Rising, the gigantic crouching lady hare nursing a tiny hare in her abdomen, Sleeping Feet, the huge wire sculpture of feet near the Cathedral’s East end and the two massive Minator and Lady Hare Torsos that flank the West lawn will be on display for just two more weeks before, along with all the other semi mythical creatures inside and outside the Cathedral, they are taken down.
From the moment they arrived the sculptures have been a talking point, partly because of their size and partly because they are designed to get noticed, as challenging as they are accessible.
Children in particular have loved the work, grasping the mythical and social meaning of Sophie’s work instantly. For the many local and international visitors the free exhibition has been an added bonus. When it opened it generated so much interest that the Refectory restaurant sold out of food. The same happened on the second day. Since then nearly 70,000 visitors will have encountered Sophie’s work and along with hundreds of school children from across the diocese.
The exhibition hasn’t been without incident either. Global news outlets as far afield as the US and Australia reported the story of The Kiss, the towering 20ft high clasped hands, having to be moved because people were bumping into it. A few weeks later a blackbird snatched local headlines when it flew up inside Rising, the giant crouching hare and refused to budge until the Close was quiet and it could slip out away from prying eyes.
It has also been at the heart of an enormous outreach effort with schools and adult groups attending workshops, often hosted by Sophie herself, exploring her art and the central theme of the exhibition, relationships.
Sophie Ryder, said “It has been amazing having my work shown at the Cathedral and seeing how people respond to it, particularly the children, who instinctively respond the forms I use and the ideas I am exploring. I think for some of the older generation the work can be a challenge – it is not in the Christian vernacular and it is very big and very bold.”
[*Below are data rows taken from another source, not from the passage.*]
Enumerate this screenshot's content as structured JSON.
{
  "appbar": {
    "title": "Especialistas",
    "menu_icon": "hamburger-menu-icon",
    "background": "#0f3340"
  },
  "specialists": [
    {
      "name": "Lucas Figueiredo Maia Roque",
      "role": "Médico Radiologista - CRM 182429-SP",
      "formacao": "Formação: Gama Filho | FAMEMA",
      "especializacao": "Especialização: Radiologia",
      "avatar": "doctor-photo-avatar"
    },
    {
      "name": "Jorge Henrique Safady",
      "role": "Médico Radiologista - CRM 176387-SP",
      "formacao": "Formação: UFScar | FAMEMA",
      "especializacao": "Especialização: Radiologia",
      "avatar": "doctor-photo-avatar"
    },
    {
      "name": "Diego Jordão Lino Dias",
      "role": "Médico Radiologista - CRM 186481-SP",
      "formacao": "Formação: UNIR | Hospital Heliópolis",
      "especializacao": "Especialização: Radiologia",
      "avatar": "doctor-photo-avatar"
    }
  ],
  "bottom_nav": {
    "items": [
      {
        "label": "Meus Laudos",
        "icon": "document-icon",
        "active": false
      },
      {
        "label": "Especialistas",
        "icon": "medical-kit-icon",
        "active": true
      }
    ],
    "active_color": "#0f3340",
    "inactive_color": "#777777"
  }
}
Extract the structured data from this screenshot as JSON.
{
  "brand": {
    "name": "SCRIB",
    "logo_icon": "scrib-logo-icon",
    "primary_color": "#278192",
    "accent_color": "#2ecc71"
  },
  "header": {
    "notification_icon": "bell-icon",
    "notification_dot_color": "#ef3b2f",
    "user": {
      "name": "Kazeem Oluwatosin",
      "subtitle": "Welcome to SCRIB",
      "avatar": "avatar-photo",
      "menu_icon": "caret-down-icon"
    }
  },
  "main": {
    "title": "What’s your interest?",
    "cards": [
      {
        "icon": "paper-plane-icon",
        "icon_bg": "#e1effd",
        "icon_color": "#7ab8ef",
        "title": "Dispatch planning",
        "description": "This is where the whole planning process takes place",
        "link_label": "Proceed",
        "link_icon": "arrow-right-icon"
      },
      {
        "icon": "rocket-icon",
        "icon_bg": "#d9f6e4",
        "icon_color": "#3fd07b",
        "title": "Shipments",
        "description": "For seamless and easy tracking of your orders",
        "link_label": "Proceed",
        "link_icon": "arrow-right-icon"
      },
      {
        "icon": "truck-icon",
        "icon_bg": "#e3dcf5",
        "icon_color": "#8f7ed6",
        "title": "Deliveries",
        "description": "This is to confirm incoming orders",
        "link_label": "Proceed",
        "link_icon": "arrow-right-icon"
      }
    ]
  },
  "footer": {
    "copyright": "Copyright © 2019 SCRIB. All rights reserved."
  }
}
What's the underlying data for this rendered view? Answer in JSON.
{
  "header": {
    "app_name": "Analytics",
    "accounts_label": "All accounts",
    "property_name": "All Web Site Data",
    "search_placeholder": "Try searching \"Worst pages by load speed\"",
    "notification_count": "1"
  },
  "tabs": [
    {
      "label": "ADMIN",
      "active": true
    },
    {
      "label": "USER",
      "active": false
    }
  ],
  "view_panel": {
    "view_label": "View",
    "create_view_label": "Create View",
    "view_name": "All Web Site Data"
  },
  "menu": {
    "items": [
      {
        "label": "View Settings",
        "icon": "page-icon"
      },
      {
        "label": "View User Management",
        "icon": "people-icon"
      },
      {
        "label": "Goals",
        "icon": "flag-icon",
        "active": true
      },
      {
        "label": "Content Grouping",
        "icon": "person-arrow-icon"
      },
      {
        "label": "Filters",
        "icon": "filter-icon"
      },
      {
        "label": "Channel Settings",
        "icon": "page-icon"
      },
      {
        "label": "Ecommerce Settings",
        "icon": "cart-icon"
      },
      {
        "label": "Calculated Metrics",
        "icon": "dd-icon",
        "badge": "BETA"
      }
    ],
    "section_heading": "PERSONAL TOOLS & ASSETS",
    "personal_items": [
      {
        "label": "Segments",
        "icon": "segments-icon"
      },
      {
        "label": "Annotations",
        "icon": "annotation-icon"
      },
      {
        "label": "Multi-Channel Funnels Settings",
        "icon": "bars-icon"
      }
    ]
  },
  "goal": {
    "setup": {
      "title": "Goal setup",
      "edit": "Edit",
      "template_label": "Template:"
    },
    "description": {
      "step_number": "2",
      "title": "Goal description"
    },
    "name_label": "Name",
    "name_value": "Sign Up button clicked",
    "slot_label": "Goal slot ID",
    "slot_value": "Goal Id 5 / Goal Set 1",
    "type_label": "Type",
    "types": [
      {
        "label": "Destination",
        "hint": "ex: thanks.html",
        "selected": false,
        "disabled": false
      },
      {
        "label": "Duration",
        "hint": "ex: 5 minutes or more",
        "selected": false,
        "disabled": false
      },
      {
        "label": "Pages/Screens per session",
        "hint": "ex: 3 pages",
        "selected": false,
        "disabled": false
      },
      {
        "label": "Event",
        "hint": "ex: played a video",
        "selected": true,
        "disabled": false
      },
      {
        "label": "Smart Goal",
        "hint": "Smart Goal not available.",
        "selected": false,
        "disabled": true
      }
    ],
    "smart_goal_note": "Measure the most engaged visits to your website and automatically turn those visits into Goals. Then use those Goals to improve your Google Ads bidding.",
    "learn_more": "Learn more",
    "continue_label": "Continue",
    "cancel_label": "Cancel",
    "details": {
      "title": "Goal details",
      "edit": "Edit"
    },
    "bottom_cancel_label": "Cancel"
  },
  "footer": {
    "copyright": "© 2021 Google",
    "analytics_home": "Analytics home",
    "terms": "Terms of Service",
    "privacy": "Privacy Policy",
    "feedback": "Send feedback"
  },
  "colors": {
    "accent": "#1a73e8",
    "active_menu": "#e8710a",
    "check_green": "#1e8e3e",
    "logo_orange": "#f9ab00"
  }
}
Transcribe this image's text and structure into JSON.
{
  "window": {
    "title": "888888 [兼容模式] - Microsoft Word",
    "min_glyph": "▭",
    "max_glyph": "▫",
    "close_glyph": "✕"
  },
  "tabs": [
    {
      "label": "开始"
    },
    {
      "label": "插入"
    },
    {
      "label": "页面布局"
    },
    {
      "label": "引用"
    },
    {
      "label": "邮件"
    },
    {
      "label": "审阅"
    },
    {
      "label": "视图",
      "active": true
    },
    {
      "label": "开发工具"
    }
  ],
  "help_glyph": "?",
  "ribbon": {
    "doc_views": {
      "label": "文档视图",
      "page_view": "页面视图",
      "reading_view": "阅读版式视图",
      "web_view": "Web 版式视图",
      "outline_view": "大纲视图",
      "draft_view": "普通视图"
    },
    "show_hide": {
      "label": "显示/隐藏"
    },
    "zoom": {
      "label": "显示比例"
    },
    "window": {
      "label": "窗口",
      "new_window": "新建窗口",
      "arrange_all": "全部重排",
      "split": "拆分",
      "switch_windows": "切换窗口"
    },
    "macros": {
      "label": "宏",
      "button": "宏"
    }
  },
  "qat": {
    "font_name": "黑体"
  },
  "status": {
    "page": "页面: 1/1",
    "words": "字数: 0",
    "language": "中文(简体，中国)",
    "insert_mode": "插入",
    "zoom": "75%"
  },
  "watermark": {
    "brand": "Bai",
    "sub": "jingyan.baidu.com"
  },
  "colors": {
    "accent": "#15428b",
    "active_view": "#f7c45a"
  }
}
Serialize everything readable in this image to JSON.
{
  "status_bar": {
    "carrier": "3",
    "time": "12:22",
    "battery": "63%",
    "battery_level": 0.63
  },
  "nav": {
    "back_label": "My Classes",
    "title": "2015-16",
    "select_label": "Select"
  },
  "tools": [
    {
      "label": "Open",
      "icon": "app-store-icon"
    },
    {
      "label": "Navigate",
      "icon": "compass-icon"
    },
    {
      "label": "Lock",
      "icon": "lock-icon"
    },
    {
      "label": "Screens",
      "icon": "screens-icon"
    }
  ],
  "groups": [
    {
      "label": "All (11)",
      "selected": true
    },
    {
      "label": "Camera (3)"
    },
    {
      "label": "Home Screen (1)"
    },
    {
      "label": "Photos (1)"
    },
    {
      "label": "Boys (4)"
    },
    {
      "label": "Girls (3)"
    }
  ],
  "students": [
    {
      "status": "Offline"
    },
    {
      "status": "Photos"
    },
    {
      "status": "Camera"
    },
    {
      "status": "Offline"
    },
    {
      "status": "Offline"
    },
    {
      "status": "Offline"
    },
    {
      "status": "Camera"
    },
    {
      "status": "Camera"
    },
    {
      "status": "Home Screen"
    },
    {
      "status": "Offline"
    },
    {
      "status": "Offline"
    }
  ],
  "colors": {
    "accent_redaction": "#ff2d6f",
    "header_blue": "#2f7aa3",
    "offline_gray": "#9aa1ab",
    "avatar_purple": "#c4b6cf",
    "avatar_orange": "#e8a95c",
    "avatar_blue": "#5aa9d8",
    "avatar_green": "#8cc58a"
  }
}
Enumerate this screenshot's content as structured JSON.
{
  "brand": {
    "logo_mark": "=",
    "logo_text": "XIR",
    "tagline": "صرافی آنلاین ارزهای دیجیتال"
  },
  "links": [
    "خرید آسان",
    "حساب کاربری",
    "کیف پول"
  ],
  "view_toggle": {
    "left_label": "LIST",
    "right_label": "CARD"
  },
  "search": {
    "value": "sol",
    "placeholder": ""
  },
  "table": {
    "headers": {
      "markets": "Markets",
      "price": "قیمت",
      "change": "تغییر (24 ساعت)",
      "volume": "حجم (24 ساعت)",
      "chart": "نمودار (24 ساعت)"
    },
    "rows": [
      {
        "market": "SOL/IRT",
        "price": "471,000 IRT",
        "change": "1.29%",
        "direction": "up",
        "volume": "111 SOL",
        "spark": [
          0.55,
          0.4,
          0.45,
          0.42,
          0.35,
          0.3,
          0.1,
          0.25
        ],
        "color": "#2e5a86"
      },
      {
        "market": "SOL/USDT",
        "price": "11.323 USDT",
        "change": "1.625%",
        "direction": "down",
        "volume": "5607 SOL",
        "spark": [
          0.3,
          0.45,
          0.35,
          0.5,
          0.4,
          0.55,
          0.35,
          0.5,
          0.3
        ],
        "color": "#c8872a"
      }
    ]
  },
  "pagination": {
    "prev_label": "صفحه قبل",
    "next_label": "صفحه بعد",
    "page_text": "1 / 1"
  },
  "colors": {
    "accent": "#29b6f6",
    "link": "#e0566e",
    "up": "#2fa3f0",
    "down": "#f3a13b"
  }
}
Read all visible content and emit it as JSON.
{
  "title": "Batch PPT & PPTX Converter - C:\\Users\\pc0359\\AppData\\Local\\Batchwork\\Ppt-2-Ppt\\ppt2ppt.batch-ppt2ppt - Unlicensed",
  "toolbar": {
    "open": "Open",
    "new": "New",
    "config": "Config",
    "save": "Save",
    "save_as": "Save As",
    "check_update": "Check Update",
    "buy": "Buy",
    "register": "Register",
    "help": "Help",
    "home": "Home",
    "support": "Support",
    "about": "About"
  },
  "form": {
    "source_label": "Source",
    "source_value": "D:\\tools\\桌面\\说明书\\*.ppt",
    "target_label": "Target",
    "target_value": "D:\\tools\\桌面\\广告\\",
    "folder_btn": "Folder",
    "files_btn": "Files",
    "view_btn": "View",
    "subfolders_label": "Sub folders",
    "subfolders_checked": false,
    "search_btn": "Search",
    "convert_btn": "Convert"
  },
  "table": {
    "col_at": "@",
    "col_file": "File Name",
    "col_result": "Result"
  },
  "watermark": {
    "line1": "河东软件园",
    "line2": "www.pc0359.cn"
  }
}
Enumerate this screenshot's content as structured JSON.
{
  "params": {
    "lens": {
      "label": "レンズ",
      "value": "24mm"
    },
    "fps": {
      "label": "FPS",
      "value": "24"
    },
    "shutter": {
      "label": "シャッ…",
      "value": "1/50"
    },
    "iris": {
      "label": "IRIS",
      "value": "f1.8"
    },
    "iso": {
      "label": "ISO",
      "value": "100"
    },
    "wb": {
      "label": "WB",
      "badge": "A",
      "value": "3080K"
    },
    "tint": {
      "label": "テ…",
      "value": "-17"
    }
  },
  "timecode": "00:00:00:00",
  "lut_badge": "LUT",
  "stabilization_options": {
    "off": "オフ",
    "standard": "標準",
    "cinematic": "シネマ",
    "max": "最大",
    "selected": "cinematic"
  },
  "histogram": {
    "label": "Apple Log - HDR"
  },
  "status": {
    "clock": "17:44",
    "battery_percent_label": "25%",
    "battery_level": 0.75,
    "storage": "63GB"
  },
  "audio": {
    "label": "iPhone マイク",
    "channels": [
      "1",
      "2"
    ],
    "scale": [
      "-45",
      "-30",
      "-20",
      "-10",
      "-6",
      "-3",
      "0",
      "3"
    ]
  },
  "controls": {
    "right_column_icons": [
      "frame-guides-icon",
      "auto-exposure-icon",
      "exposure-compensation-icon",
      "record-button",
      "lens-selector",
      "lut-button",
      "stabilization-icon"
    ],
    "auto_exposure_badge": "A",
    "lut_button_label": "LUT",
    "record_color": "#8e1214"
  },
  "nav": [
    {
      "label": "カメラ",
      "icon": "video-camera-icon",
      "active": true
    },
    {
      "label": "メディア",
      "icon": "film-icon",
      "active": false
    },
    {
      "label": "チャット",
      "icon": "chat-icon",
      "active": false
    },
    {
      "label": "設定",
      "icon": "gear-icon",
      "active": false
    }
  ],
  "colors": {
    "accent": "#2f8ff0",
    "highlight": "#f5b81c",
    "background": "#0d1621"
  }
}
Sarah Rickett, Director of Outreach and Learning, said “Sophie’s work has been very popular with the younger generation that the Cathedral keen to reach out to. The schools and colleges who came to our workshops found both the sculpture, and Sophie herself, very inspiring. The Cathedral is renowned for its art exhibitions and attracts globally recognised artists like Bruce Munro, John Maine, Anna Marie Pacheko, Helaine Blumenfeld, Nicholas Pope and Sean Henry".
The next exhibition will be Reflection, a group exhibition by featuring nine international glass sculptors.
Co-curated by Jacquiline Creswell, the Cathedral’s Arts Advisor, and Rebecca Newnham, who is also one of the exhibiting sculptors, Reflection opens on 1 August and runs until 6 November.